When we are in normal running mode, my time is divided between steering our operational resources, consultancy for new and existing customers and working to improve our product set, which includes increasing our technical capabilities, maintaining standards compliance or improving the services we offer.
What makes you really happy in your work?
The ability to get involved in a wide range of technical and business development activities. I enjoy always learning, having problems to solve and finding solutions for challenges.
“When creating Hydro66 we had the opportunity to design something so new and so modern that we could throw away the old rulebook about how to do things.”
That is an incredibly exciting thing to achieve!
What made the biggest impression when you started working in this sector?
I have two overriding impressions from working in this industry, and the second is related to the first. Firstly there is a huge lack of understanding about what data centers are and where they fit into modern life.
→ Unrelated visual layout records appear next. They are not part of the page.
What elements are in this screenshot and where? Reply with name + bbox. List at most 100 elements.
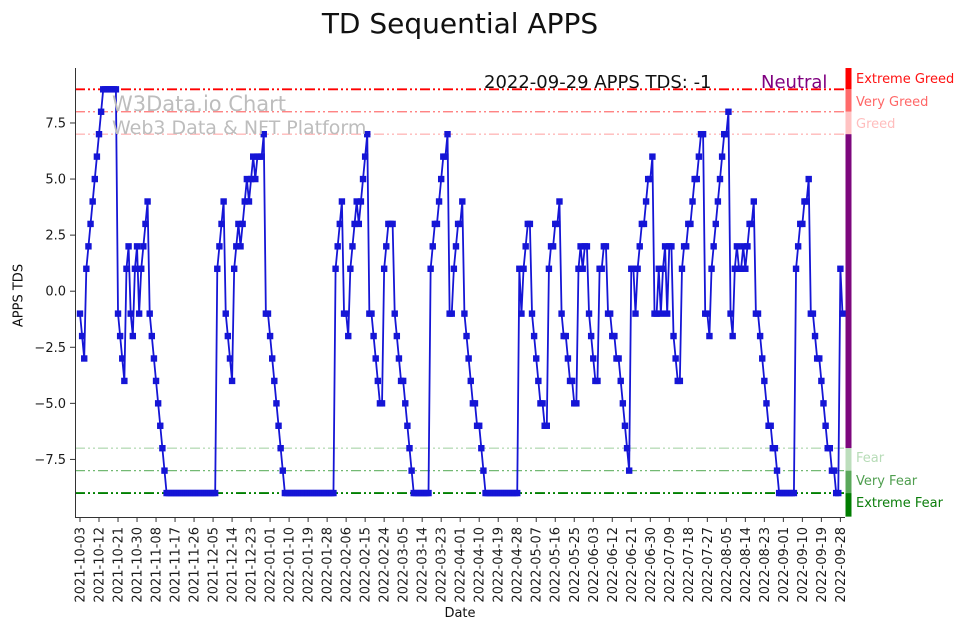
data-point-marker[interactable] [144, 198, 151, 205]
data-point-marker[interactable] [427, 265, 434, 272]
data-point-marker[interactable] [161, 467, 168, 474]
data-point-marker[interactable] [467, 377, 474, 385]
data-point-marker[interactable] [750, 198, 757, 205]
data-point-marker[interactable] [632, 310, 639, 317]
data-point-marker[interactable] [799, 220, 806, 228]
data-point-marker[interactable] [425, 489, 432, 497]
data-point-marker[interactable] [478, 445, 485, 452]
data-point-marker[interactable] [461, 310, 468, 317]
data-point-marker[interactable] [514, 489, 521, 497]
data-point-marker[interactable] [539, 400, 546, 407]
data-point-marker[interactable] [476, 422, 483, 429]
data-point-marker[interactable] [150, 355, 158, 362]
data-point-marker[interactable] [630, 265, 637, 272]
data-point-marker[interactable] [408, 467, 415, 474]
data-point-marker[interactable] [279, 467, 286, 474]
data-point-marker[interactable] [450, 265, 458, 272]
data-point-marker[interactable] [89, 198, 96, 205]
data-point-marker[interactable] [368, 310, 375, 317]
data-point-marker[interactable] [218, 220, 225, 228]
data-point-marker[interactable] [116, 332, 124, 340]
data-point-marker[interactable] [87, 220, 94, 228]
data-point-marker[interactable] [822, 422, 829, 429]
data-point-marker[interactable] [640, 220, 648, 228]
data-point-marker[interactable] [389, 220, 396, 228]
data-point-marker[interactable] [683, 243, 690, 250]
data-point-marker[interactable] [670, 332, 677, 340]
data-point-marker[interactable] [816, 355, 823, 362]
data-point-marker[interactable] [687, 220, 694, 228]
data-point-marker[interactable] [740, 243, 747, 250]
data-point-marker[interactable] [159, 445, 166, 452]
data-point-marker[interactable] [714, 198, 722, 205]
data-point-marker[interactable] [433, 220, 441, 228]
data-point-marker[interactable] [252, 175, 259, 183]
data-point-marker[interactable] [723, 130, 730, 138]
data-point-marker[interactable] [564, 355, 572, 362]
data-point-marker[interactable] [93, 153, 101, 160]
data-point-marker[interactable] [247, 175, 255, 183]
data-point-marker[interactable] [222, 310, 229, 317]
data-point-marker[interactable] [619, 400, 627, 407]
data-point-marker[interactable] [748, 220, 755, 228]
data-point-marker[interactable] [127, 310, 134, 317]
data-point-marker[interactable] [661, 243, 669, 250]
data-point-marker[interactable] [763, 400, 770, 407]
data-point-marker[interactable] [359, 175, 367, 183]
data-point-marker[interactable] [224, 332, 232, 340]
data-point-marker[interactable] [402, 400, 409, 407]
data-point-marker[interactable] [235, 220, 242, 228]
data-point-marker[interactable] [767, 422, 774, 429]
data-point-marker[interactable] [655, 265, 662, 272]
data-point-marker[interactable] [704, 310, 711, 317]
data-point-marker[interactable] [214, 265, 221, 272]
data-point-marker[interactable] [216, 243, 223, 250]
data-point-marker[interactable] [380, 265, 388, 272]
data-point-marker[interactable] [266, 332, 274, 340]
data-point-marker[interactable] [347, 265, 354, 272]
data-point-marker[interactable] [406, 445, 413, 452]
data-point-marker[interactable] [718, 153, 726, 160]
data-point-marker[interactable] [615, 355, 622, 362]
data-point-marker[interactable] [590, 355, 597, 362]
data-point-marker[interactable] [837, 265, 844, 272]
data-point-marker[interactable] [273, 400, 280, 407]
data-point-marker[interactable] [811, 332, 819, 340]
data-point-marker[interactable] [625, 467, 633, 474]
data-point-marker[interactable] [76, 310, 84, 317]
data-point-marker[interactable] [516, 265, 523, 272]
data-point-marker[interactable] [131, 265, 139, 272]
data-point-marker[interactable] [585, 310, 593, 317]
data-point-marker[interactable] [353, 198, 360, 205]
data-point-marker[interactable] [535, 377, 542, 385]
data-point-marker[interactable] [575, 265, 582, 272]
data-point-marker[interactable] [794, 243, 802, 250]
data-point-marker[interactable] [97, 108, 105, 115]
data-point-marker[interactable] [530, 332, 538, 340]
data-point-marker[interactable] [123, 265, 130, 272]
data-point-marker[interactable] [148, 332, 156, 340]
data-point-marker[interactable] [668, 243, 675, 250]
data-point-marker[interactable] [154, 400, 162, 407]
data-point-marker[interactable] [577, 243, 584, 250]
data-point-marker[interactable] [239, 220, 246, 228]
data-point-marker[interactable] [708, 265, 715, 272]
data-point-marker[interactable] [820, 400, 827, 407]
data-point-marker[interactable] [429, 243, 436, 250]
data-point-marker[interactable] [264, 310, 272, 317]
data-point-marker[interactable] [357, 198, 365, 205]
data-point-marker[interactable] [549, 243, 557, 250]
data-point-marker[interactable] [95, 130, 103, 138]
data-point-marker[interactable] [395, 355, 403, 362]
data-point-marker[interactable] [733, 243, 741, 250]
data-point-marker[interactable] [233, 243, 240, 250]
data-point-marker[interactable] [693, 175, 700, 183]
data-point-marker[interactable] [437, 175, 445, 183]
data-point-marker[interactable] [471, 400, 479, 407]
data-point-marker[interactable] [729, 332, 736, 340]
data-point-marker[interactable] [533, 355, 540, 362]
data-point-marker[interactable] [370, 332, 377, 340]
data-point-marker[interactable] [568, 377, 576, 385]
data-point-marker[interactable] [404, 422, 411, 429]
data-markers[interactable] [76, 86, 846, 497]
They are critical to so many services we enjoy and yet most people that do not work in this sector would not be able to tell you what a data center is and why it is needed.
In the second place, recruitment in the data center space is a challenge. There is a dramatic shortage of experienced staff in the area. There is a lack of understanding about what working at a data center entails and how vast the scope of the areas you can get involved in is. It requires some education from our side to explain the wide range of roles we cover.
Prospective candidates can have backgrounds as diverse as electrician, metalworker, plumber, systems administrator, software developer, IT hardware expert, security consultant or network engineer!
This is an ongoing issue for our market sector and is only getting worse as more data centers are built and many experienced people find opportunities in mega data centers around the world.
Why do you think this technical industry is also interesting for people who do not have a technical background?
Apart from the obvious technical aspects of our business, there is a traditional organisation that includes customer service, administration, sales, legal, finance and all the other departments you would expect behind the scenes. So no matter what your background and experience is, you can work in this industry that forms the basis of so many aspects of our modern life and is going to continue to develop and evolve how we use energy, how we use technology and how we improve things for the planet along the way.
Does your company have a role in the energy transition?
With data centers forecast to use a significant and constantly increasing percentage of global electricity in the coming years it is not difficult to understand that any efficiency improvements that data centers can achieve, is good for the environment. With that in mind, we designed and built Hydro66 to be one of the most energy efficient data centers in the world, using 100% locally sourced, green and renewable energy and using as many environmentally friendly and power-efficient technologies as possible, from our 100% free air cooling systems to our renewable building methods.
“We believe our model of using truly green and renewable energy locally is the sustainable model of data centers of the future. “
If you should choose a successor, what should he or she have in house?
They should be curious and excited by change and new development. They have to think out of the box and not be content with just accepting any existing design or operating model. We are here to change the model and through that improve services for our customers and improve the world while we are at it!